To find the bug, make sure first you have added your MythX API key to your environment:

export MYTHX_API_KEY=<your key>

And then you can run:

mythx \
    --format simple \
    analyze --mode standard contracts/VulnerableERC721.sol \
    --check-properties \
    --scribble \
    --solc-version 0.6.2 

There's quite a bit going on in this command so lets quickly unpack it:

• --format simple just specifies the output format for the issues found
• analyze contracts/VulnerableERC721.sol is the actual sub-command. It instructs mythx-cli to send an analysis request for the specified file.
• --check-properties instructs MythX to focus just on violations to user specs, and not waste time on other kind of issues (e.g. integer overflows)
• --scribble tells mythx-cli to automatically run scribble on the target contracts to instrument them, before submitting to the API
• --solc-version 0.6.2 - mythx-cli will complain if you dont' explicitly give it the Solidity version

After a short while, you should see some issues prop up. Which property was violated?
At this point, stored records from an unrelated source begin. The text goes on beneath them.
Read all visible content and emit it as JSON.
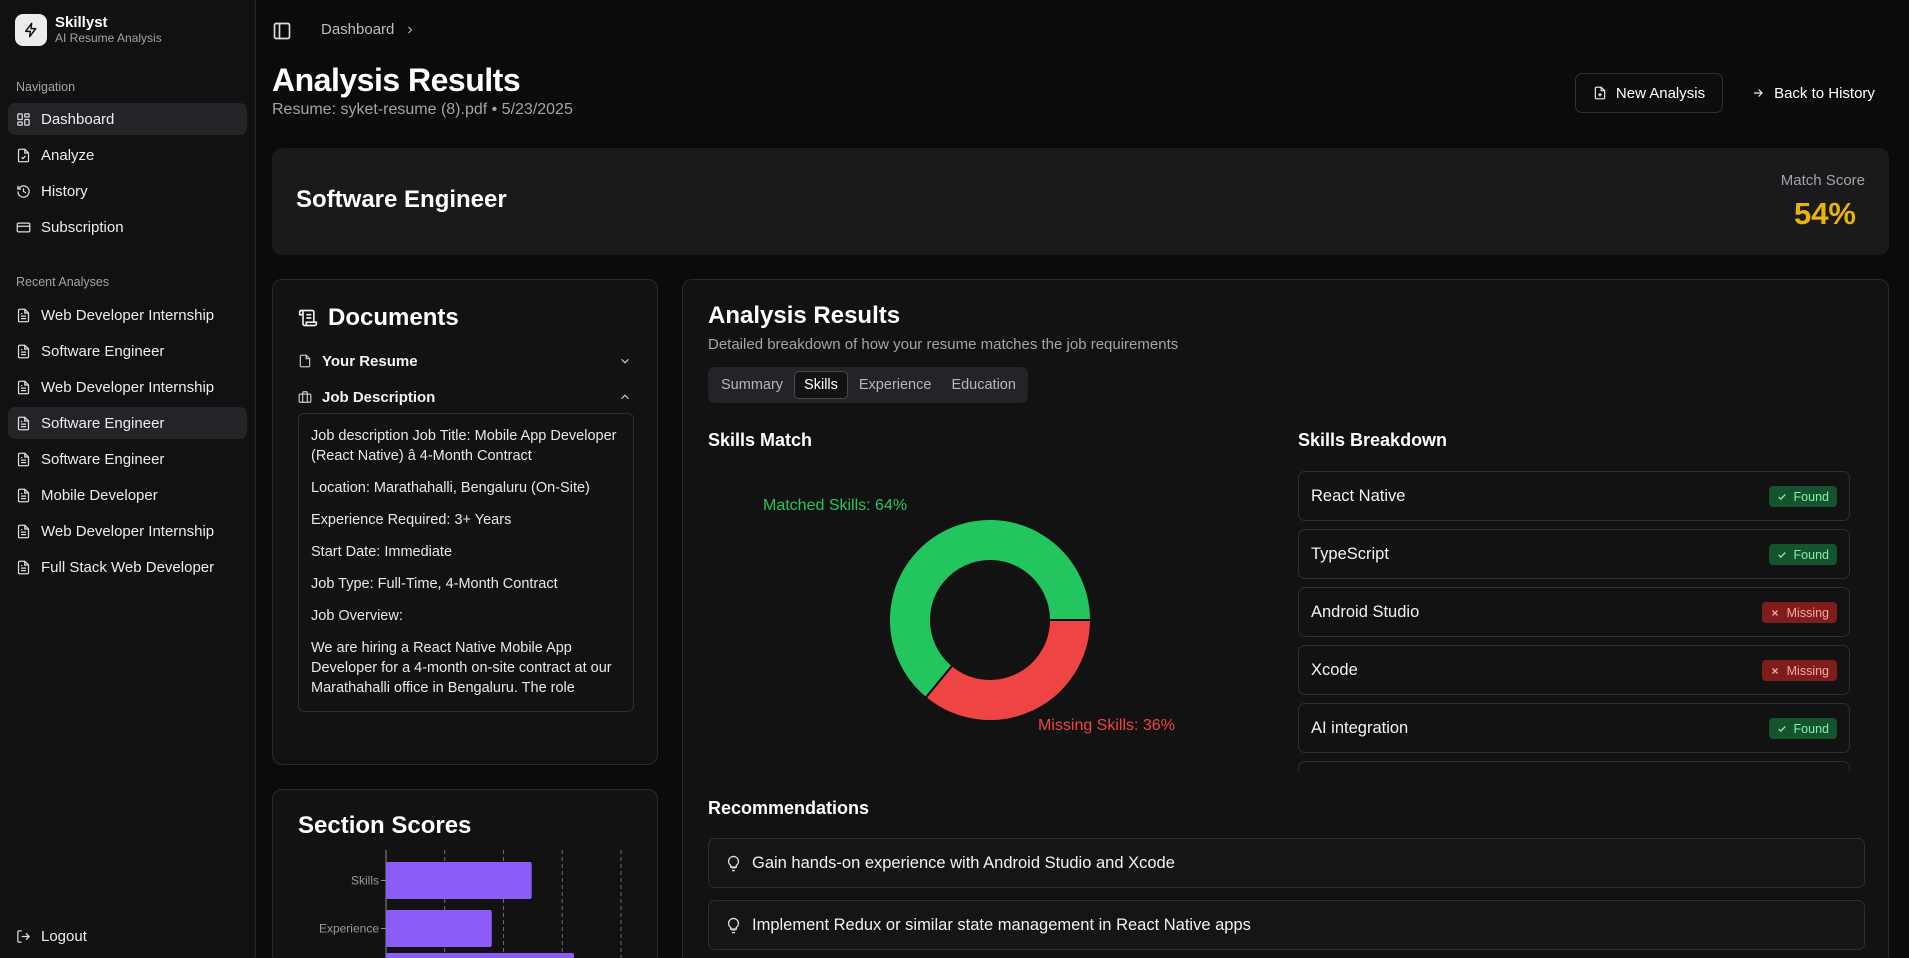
{
  "app": {
    "name": "Skillyst",
    "tagline": "AI Resume Analysis"
  },
  "sidebar": {
    "nav_label": "Navigation",
    "nav": [
      {
        "label": "Dashboard",
        "icon": "dashboard-icon"
      },
      {
        "label": "Analyze",
        "icon": "file-icon"
      },
      {
        "label": "History",
        "icon": "history-icon"
      },
      {
        "label": "Subscription",
        "icon": "credit-card-icon"
      }
    ],
    "recent_label": "Recent Analyses",
    "recent": [
      "Web Developer Internship",
      "Software Engineer",
      "Web Developer Internship",
      "Software Engineer",
      "Software Engineer",
      "Mobile Developer",
      "Web Developer Internship",
      "Full Stack Web Developer"
    ],
    "logout": "Logout"
  },
  "header": {
    "breadcrumb": "Dashboard",
    "title": "Analysis Results",
    "subtitle": "Resume: syket-resume (8).pdf • 5/23/2025",
    "new_analysis": "New Analysis",
    "back_history": "Back to History"
  },
  "job": {
    "title": "Software Engineer",
    "match_label": "Match Score",
    "match_value": "54%",
    "match_color": "#eab308"
  },
  "documents": {
    "title": "Documents",
    "resume_label": "Your Resume",
    "jd_label": "Job Description",
    "jd_paragraphs": [
      "Job description Job Title: Mobile App Developer (React Native) â 4-Month Contract",
      "Location: Marathahalli, Bengaluru (On-Site)",
      "Experience Required: 3+ Years",
      "Start Date: Immediate",
      "Job Type: Full-Time, 4-Month Contract",
      "Job Overview:",
      "We are hiring a React Native Mobile App Developer for a 4-month on-site contract at our Marathahalli office in Bengaluru. The role"
    ]
  },
  "section_scores": {
    "title": "Section Scores",
    "chart_data": {
      "type": "bar",
      "orientation": "horizontal",
      "categories": [
        "Skills",
        "Experience"
      ],
      "values": [
        62,
        45
      ],
      "xlim": [
        0,
        100
      ],
      "grid": true
    }
  },
  "analysis": {
    "title": "Analysis Results",
    "subtitle": "Detailed breakdown of how your resume matches the job requirements",
    "tabs": [
      "Summary",
      "Skills",
      "Experience",
      "Education"
    ],
    "active_tab": "Skills",
    "skills_match_title": "Skills Match",
    "skills_breakdown_title": "Skills Breakdown",
    "chart_data": {
      "type": "pie",
      "labels": [
        "Matched Skills",
        "Missing Skills"
      ],
      "values": [
        64,
        36
      ],
      "label_texts": [
        "Matched Skills: 64%",
        "Missing Skills: 36%"
      ],
      "colors": [
        "#22c55e",
        "#ef4444"
      ]
    },
    "skills": [
      {
        "name": "React Native",
        "status": "Found"
      },
      {
        "name": "TypeScript",
        "status": "Found"
      },
      {
        "name": "Android Studio",
        "status": "Missing"
      },
      {
        "name": "Xcode",
        "status": "Missing"
      },
      {
        "name": "AI integration",
        "status": "Found"
      }
    ],
    "recommendations_title": "Recommendations",
    "recommendations": [
      "Gain hands-on experience with Android Studio and Xcode",
      "Implement Redux or similar state management in React Native apps"
    ]
  }
}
Now knowing which property was violated, can you see where in the code the bug was introduced :)?

Finding the bug more manually

The above mythx command we ran does sereral things under the hood:

1. Instrument the target file (and potentially any dependencies)

2. Flatten the instrumented target file (and all its dependencies) into a single Solidity file

3. Submit the flat solidity file to the API for analysis.

4. Map the resulting failures in the flattened Solidity file into violated annotations in the original file.

Sometimes it may be useful to do instrumentation and analysis separately. (for example when debugging, or in case you want to see the instrumented file. You can do this with the following 2 commands:

# Instrument the files in-place
scribble --arm -m files contracts/VulnerableERC721.sol --compiler-version 0.6.2
# Submit the instrumented target contract for analysis
mythx --format simple analyze contracts/VulnerableERC721.sol --check-properties --solc-version 0.6.2

After you run the first command you can inspec contracts/VulnerableERC721.sol to see what the instrumented code looks like.